И было тихо, тоже как бывает только на картинах, так что слышно, как стекала с медлительных вёсел вода. И ни птичья песенка скрипки из ресторана на дебаркадере, ни грубый скрип уключин над озером, переходивший то и дело в бесстыжий женский визг, тот тонкий звук не заглушали, но были вместе с ним (и нами) гармонично инкрустированы в тишину.

- А почему бы тебе не отпустить усы как у Мопассана. Тебе бы пошло – неожиданно сказала Ольга. Вероятно, невысказанная мысль моя о картине была столь выразительна, что даже туповатая Ольга, даже в этом полумраке сразу её поймала.

– Завтра отпущу и посмотришь - ответил я. - Но важнее, я думаю, чтобы этот мопассан сам бы шёл своим усам.

- Cами с усами - задумчиво пропела Ольга ни к селу, ни к городу.

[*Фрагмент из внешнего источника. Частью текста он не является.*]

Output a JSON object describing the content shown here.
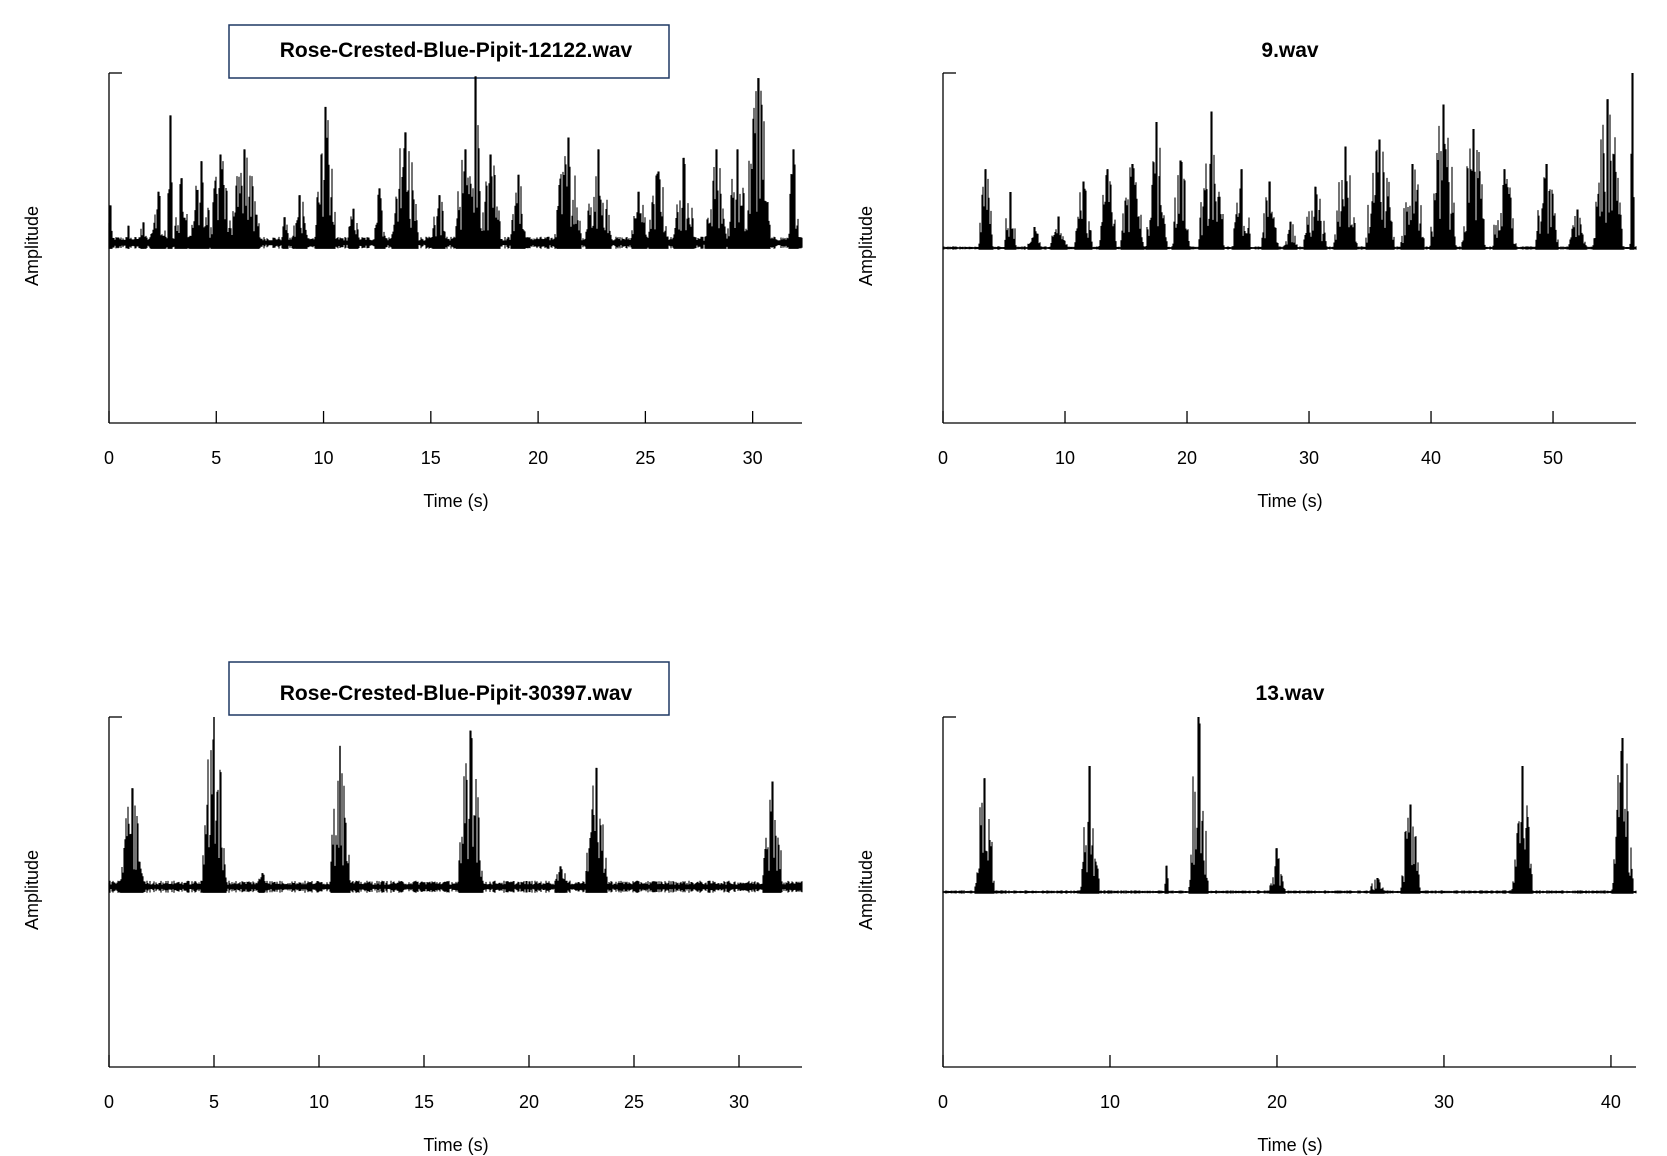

На усах однако сходство с изящным тем предметом заканчивалось, и начиналась совсем другая картина и другое сходство: никакой уже не Мане, и ни Моне, но этнографический Василий Суриков, леденящий душу пейзаж русской реки. Струги, Стенька, пьяная дружина и персидская княжна, девица экзотической красоты, небрежно разбросанная по дну лодки в опасной близости от края, пристроивши головку на груди у матроны. Так оно всегда у кошек и принцесс - бросят ее как попало, а ляжет так, как надо. То была Эмма, последняя ольгина пассия.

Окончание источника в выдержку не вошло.